Both the D.C. Chief Financial Officer and Council Budget Office are expected to lay out the costs of the bill — the CFO as early as today, and the Budget Office at some point this month — but one report published this week is already setting a price range for different paid-leave programs: from $30.8 million to $150.9 million per year.

The report from the Institute for Women's Policy Research was paid for through a $98,000 grant from the U.S. Department of Labor, and explores five different paid-leave models that D.C. could consider. (It was finished in November, but only published on Tuesday.)

Currently, the report estimates that D.C. workers take 72,127 paid and medical leaves per year, worth $538.5 million in time taken.
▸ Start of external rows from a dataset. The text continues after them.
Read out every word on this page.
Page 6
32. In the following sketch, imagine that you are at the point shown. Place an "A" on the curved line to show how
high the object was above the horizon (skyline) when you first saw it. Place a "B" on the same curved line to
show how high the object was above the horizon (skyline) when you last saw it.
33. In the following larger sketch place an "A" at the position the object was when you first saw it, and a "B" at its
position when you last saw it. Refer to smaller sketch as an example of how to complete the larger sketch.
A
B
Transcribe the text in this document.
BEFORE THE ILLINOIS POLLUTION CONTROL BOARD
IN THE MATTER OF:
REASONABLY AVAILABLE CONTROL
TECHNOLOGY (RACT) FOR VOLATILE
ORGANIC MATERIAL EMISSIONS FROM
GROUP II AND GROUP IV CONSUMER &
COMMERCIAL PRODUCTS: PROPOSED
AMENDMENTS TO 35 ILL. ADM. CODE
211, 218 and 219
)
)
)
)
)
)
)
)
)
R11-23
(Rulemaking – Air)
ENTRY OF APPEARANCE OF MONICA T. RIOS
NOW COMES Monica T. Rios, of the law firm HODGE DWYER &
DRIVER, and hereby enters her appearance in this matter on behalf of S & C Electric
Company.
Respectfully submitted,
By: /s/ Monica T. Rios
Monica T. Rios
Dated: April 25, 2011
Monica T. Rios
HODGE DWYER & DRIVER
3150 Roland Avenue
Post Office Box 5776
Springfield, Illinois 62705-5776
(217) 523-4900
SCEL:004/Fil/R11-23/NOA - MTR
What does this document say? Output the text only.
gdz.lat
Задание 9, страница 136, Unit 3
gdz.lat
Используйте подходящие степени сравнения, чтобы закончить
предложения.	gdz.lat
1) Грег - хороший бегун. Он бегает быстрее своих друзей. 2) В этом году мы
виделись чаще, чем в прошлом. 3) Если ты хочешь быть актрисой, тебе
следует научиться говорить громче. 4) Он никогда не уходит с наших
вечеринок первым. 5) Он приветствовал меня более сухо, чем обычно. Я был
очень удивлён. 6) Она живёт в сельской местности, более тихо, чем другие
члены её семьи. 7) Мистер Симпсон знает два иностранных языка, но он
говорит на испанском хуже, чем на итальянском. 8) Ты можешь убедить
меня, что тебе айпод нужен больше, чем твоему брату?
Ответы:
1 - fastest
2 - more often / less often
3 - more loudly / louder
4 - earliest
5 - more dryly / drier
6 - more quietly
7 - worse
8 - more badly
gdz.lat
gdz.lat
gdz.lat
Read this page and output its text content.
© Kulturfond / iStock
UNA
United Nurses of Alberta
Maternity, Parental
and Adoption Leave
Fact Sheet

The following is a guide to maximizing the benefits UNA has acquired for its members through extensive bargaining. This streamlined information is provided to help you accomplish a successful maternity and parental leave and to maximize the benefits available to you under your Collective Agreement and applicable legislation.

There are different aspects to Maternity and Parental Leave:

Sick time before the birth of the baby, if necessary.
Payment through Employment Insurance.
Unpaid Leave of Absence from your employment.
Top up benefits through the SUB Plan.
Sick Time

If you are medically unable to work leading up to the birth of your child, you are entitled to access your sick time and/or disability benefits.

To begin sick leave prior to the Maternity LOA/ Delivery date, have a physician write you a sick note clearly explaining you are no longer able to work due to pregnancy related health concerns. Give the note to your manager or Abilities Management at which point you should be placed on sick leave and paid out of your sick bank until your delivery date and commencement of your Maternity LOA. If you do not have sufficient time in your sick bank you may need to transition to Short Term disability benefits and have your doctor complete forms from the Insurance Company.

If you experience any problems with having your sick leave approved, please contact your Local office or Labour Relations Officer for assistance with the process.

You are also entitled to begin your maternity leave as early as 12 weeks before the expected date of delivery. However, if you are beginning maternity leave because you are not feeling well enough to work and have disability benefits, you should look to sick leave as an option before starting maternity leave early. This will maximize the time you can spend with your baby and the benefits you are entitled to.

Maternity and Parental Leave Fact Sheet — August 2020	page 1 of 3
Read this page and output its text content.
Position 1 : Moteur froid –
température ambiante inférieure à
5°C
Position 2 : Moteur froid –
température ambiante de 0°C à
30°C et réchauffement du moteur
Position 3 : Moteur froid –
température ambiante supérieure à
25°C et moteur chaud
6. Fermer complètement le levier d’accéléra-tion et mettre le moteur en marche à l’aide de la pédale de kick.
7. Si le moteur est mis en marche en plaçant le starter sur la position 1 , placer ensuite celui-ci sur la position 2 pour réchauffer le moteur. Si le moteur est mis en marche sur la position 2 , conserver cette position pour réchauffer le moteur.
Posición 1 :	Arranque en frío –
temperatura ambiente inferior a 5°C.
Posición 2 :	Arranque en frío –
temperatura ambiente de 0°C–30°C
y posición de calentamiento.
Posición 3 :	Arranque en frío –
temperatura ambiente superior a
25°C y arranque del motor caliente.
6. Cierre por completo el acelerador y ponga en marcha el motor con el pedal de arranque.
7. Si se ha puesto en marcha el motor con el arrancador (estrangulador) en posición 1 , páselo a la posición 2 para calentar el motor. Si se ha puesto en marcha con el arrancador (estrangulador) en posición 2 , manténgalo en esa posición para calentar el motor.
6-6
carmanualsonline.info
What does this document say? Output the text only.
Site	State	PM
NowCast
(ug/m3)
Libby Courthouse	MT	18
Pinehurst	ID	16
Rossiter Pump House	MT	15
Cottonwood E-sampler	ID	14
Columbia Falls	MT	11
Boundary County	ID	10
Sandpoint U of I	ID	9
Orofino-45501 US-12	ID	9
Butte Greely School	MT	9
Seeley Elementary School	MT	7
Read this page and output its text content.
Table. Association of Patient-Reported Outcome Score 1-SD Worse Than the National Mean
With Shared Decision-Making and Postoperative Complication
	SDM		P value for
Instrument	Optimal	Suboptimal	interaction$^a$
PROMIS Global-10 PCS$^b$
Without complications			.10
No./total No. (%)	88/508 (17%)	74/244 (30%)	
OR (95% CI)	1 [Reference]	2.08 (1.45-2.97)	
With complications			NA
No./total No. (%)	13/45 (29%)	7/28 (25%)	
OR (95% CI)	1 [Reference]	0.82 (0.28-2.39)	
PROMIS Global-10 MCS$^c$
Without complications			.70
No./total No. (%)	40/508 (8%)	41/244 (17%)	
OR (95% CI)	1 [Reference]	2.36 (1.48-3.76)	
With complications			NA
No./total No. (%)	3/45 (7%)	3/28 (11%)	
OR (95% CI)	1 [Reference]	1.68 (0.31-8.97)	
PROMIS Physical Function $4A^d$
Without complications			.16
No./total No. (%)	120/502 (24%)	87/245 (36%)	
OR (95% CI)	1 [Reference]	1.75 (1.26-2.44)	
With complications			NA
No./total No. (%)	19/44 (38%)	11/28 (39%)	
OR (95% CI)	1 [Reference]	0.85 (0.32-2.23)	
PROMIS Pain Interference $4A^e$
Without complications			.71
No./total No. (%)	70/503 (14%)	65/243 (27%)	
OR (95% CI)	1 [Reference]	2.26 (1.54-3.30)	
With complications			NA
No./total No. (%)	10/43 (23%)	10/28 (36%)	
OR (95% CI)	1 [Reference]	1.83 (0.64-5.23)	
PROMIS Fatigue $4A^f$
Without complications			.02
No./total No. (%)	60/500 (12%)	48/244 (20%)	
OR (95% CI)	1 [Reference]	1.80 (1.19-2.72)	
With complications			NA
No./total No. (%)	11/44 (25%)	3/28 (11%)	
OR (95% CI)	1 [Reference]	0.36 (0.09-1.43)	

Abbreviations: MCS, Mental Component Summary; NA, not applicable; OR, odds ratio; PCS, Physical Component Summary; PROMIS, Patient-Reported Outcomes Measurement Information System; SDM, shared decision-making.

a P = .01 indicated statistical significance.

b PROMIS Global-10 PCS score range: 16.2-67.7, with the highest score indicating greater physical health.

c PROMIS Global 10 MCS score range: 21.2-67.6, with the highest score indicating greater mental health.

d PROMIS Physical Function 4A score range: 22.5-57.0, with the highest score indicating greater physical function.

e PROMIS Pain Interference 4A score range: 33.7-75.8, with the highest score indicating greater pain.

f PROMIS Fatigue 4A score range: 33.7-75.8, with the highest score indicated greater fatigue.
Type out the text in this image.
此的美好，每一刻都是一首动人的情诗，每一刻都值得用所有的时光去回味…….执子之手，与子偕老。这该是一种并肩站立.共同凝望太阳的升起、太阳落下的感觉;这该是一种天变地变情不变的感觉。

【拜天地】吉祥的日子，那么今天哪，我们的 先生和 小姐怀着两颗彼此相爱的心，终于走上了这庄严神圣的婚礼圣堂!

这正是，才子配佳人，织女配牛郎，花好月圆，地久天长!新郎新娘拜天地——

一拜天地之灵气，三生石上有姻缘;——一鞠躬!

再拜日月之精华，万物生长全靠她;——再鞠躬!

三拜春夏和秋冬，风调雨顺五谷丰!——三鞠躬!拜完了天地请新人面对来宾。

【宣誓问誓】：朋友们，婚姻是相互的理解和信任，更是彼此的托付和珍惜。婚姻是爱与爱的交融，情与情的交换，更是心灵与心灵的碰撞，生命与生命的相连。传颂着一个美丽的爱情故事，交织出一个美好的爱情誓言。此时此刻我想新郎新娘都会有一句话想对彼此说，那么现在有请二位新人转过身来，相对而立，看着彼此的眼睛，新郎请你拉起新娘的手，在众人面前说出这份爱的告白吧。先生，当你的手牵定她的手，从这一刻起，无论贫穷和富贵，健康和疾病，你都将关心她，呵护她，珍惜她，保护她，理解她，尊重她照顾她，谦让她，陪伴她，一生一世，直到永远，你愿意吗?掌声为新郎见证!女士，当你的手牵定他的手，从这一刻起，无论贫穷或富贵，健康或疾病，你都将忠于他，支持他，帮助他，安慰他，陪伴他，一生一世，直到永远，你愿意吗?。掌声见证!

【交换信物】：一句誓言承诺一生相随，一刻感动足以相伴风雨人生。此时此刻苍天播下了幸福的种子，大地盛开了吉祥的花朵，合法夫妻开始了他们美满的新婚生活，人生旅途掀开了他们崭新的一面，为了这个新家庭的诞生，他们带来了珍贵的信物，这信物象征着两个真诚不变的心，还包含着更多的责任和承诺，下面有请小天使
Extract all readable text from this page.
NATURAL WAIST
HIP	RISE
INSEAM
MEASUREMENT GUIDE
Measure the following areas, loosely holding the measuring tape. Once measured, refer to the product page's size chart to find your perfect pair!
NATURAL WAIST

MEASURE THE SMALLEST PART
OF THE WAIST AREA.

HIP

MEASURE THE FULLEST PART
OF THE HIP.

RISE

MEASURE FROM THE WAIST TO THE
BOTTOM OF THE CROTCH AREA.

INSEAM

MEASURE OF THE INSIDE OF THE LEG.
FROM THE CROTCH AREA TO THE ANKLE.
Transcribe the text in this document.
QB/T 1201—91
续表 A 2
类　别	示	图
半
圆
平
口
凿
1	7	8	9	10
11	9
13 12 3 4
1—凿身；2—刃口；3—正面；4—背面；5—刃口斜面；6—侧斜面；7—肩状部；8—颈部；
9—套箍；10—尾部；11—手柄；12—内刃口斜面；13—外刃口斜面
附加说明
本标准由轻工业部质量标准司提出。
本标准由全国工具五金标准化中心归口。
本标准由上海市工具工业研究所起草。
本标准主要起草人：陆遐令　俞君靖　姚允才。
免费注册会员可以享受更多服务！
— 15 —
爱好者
The overwhelming majority of that — $415.2 million — is unpaid.

Under any paid-leave scenario, leave requests would increase between 2,000 and 4,000 per year.

The five scenarios the report considered are:

  • Eight weeks of paid family leave.
  • Eight weeks of paid family and medical leave.
  • Twelve weeks of paid leave under federal Family and Medical Leave Act.
  • Sixteen weeks of paid leave under federal Family and Medical Leave Act.
  • Sixteen weeks of paid leave under D.C. Family and Medical Leave Act. (Broader eligibility)

Under the first scenario — which is what D.C. government workers currently get — the report estimates that it would cost $30.8 million per year. If the requirement were expanded to include family and sick leave, the cost would jump to $93.6 million.

With paid family and medical leave for 12 weeks, the cost would stand at $114 million. And at 16 weeks of paid and family leave, the cost would range from $124 to $150 million, depending on whether federal or D.C. eligibility standards are applied.

While the report does not consider who would pay for the different scenarios, it does conclude that under any of the options, "uncompensated leave costs are reduced between 5 and 20 percent for private D.C. employees." It also says that D.C. could set up and administer any of the programs "for less than one percent of payroll."

It also makes broader arguments in favor of paid-leave programs: they keep people taking leave for medical or family reasons out of poverty, they help reduce the costs of public assistance programs, and they even save employers money from reduced turnover.

The report does not specifically address Grosso and Silverman's bill, though, which requires employers to fully bear the costs of the paid-leave. But the business community has rallied against that bill, and this week a report commissioned by the Greater Washington Board of Trade put the cost of their bill at over $700 million per year — with the tax on employers only covering roughly half of it.

While many Council members have expressed support for Grosso and Silverman's bill, others have said that they are willing to tweak it. Council Chairman Phil Mendelson said that while it's a safe bet that a paid-leave bill will pass the Council, it's unlikely to be the exact measure proposed by Grosso and Silverman.

Mayor Muriel Bowser has expressed support for the idea of paid-leave, but has not committed to any one proposal. City Administrator Rashad Young will be testifying today on the bill, as will CFO Jeffrey DeWitt and Deputy Mayor for Greater Economic Opportunity Courtney Snowden.